Believe it or not, that little town had a dermatologist clinic and a few months later, I paid them a visit.
“Yes, we can remove that,” the doctor said looking at my arm. ‘We’ll do what’s called a dermabrasion.”
This was a quick procedure, and I was in and out in no time at all. I was required to keep it covered and swab it twice a day with a purple-colored fluid. After a few weeks, the scab fell off and with it went the idiotic cartoon. It did however leave a strange milky scarred area on my arm still visible today. I keep it covered almost all the time... it’s a little disconcerting to look at, but at least the unicorn was gone, and that’s all I cared about.
***
Occasionally, I still dream about those years in my youth, and tattoos are a common theme. In one dream, I’m covered from head to toe with ridiculous, nonsensical tattoos. A bunch of balloons on my stomach, a carousel horse under my left breast, a cartoon coyote wearing a motorcycle helmet on my right arm. Everywhere and every place, the landscape of my body had become a continuous non-sequitur of nonsense. My back was covered too. More balloons here and there, a sailboat, TV cartoon characters and more. They were on the palms of my hands, eye lids and toes. If they were cool tattoos or had some meaning in my life, great. But no.

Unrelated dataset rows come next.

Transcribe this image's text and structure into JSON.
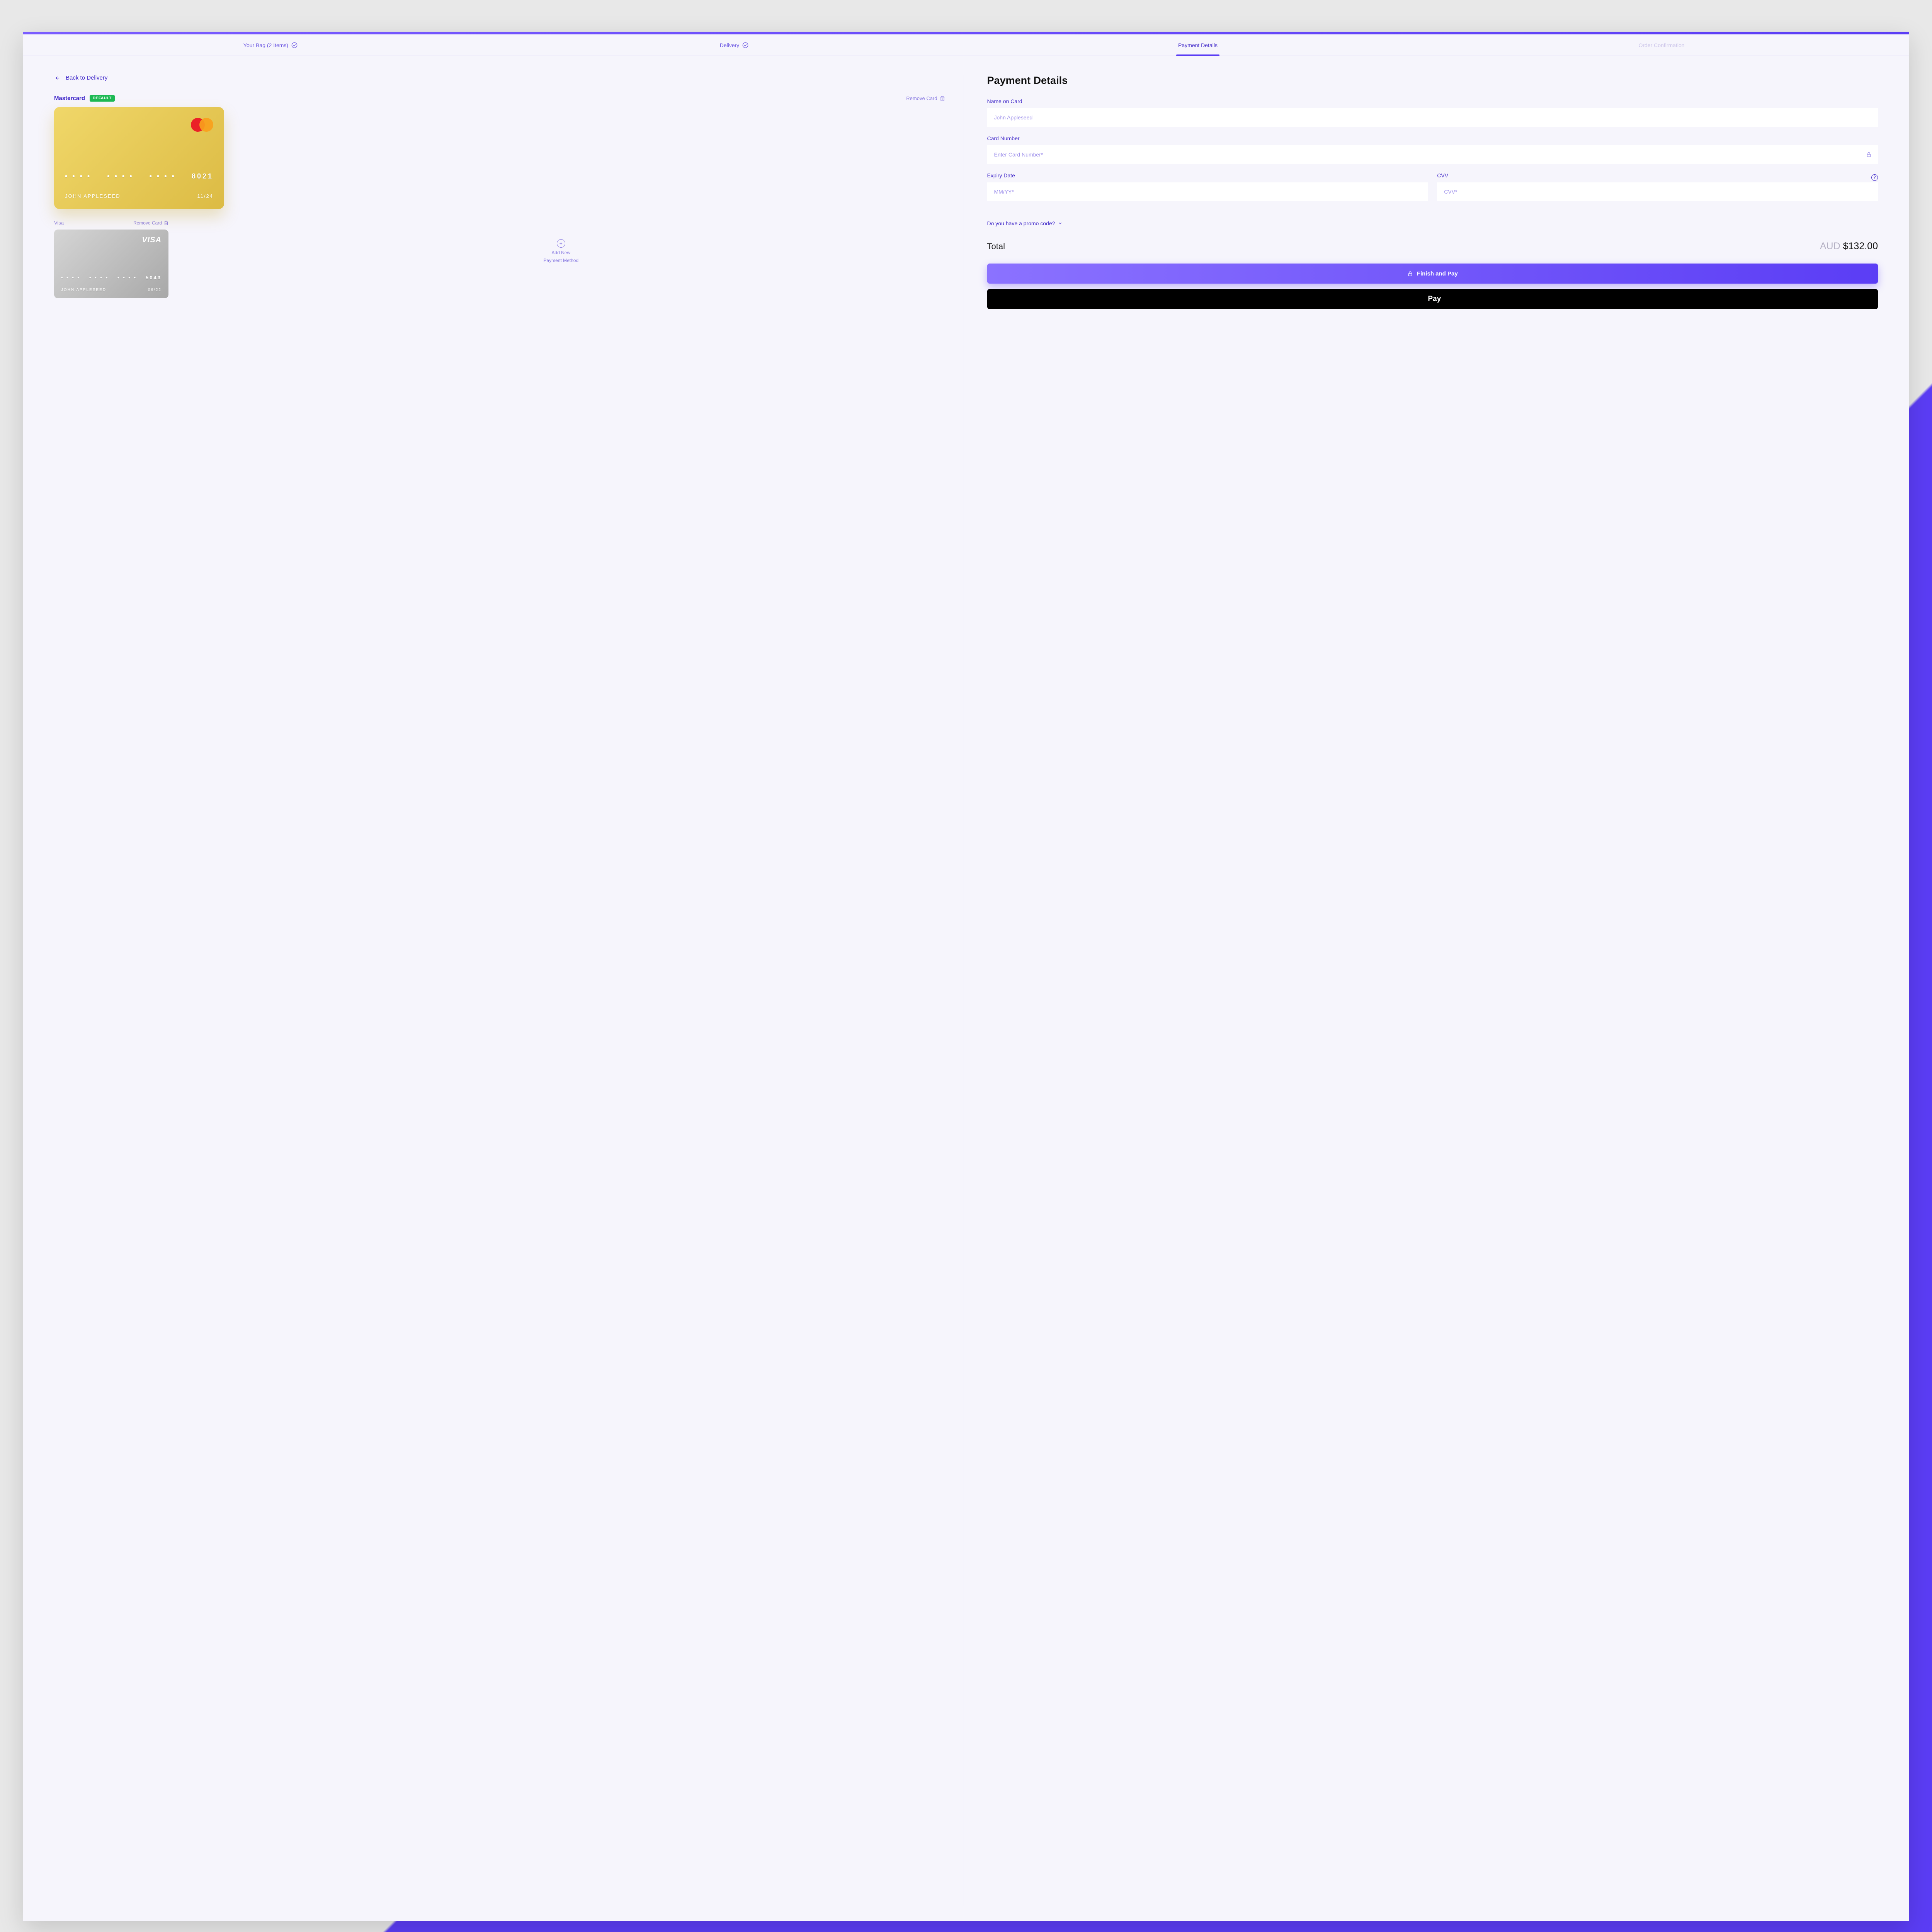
{
  "tabs": {
    "bag": "Your Bag (2 Items)",
    "delivery": "Delivery",
    "payment": "Payment Details",
    "confirm": "Order Confirmation"
  },
  "back_label": "Back to Delivery",
  "cards": {
    "primary": {
      "name": "Mastercard",
      "default_badge": "DEFAULT",
      "remove": "Remove Card",
      "last4": "8021",
      "holder": "JOHN APPLESEED",
      "expiry": "11/24"
    },
    "secondary": {
      "name": "Visa",
      "remove": "Remove Card",
      "brand": "VISA",
      "last4": "5043",
      "holder": "JOHN APPLESEED",
      "expiry": "06/22"
    }
  },
  "add_method": {
    "line1": "Add New",
    "line2": "Payment Method"
  },
  "form": {
    "title": "Payment Details",
    "name_label": "Name on Card",
    "name_value": "John Appleseed",
    "number_label": "Card Number",
    "number_placeholder": "Enter Card Number*",
    "expiry_label": "Expiry Date",
    "expiry_placeholder": "MM/YY*",
    "cvv_label": "CVV",
    "cvv_placeholder": "CVV*"
  },
  "promo_label": "Do you have a promo code?",
  "total": {
    "label": "Total",
    "currency": "AUD",
    "amount": "$132.00"
  },
  "buttons": {
    "finish": "Finish and Pay",
    "apple": "Pay"
  },
  "dots": "• • • •"
}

In another dream, I’m back in that same old crummy barracks lying in my bunk, except it’s now. Elmquist and Simpson were still young, However I’m a worn-out sixty-year-old. But that’s not the worst part. I get up to use the latrine and I stop to look in the mirror. On my forehead are huge rectangular Groucho Marx eyebrows tattooed in place of my regular ones.
“Holy Moses! When did I do that? Now I gotta go through life with this…”
There’s always a sense of relief when I wake up from the nightmare. I don’t know why my brain sometimes goes to this place.
I try to laugh at those days in my life so many years ago. We were kids and vulnerable, even though we didn’t know it. I think about the stupid things we did as teens, and marvel that we’re all three alive, and still in contact. I have since forgiven myself for these youthful indiscretions, and I guess it was all part of being young.
Careers, marriage and life’s complications have since clouded the past. The decades rolled by, evaporating into the ether, and I now have teenage grandsons. They’re almost the same age as I was then, and I often wonder about the things they’ll someday encounter in their future travels.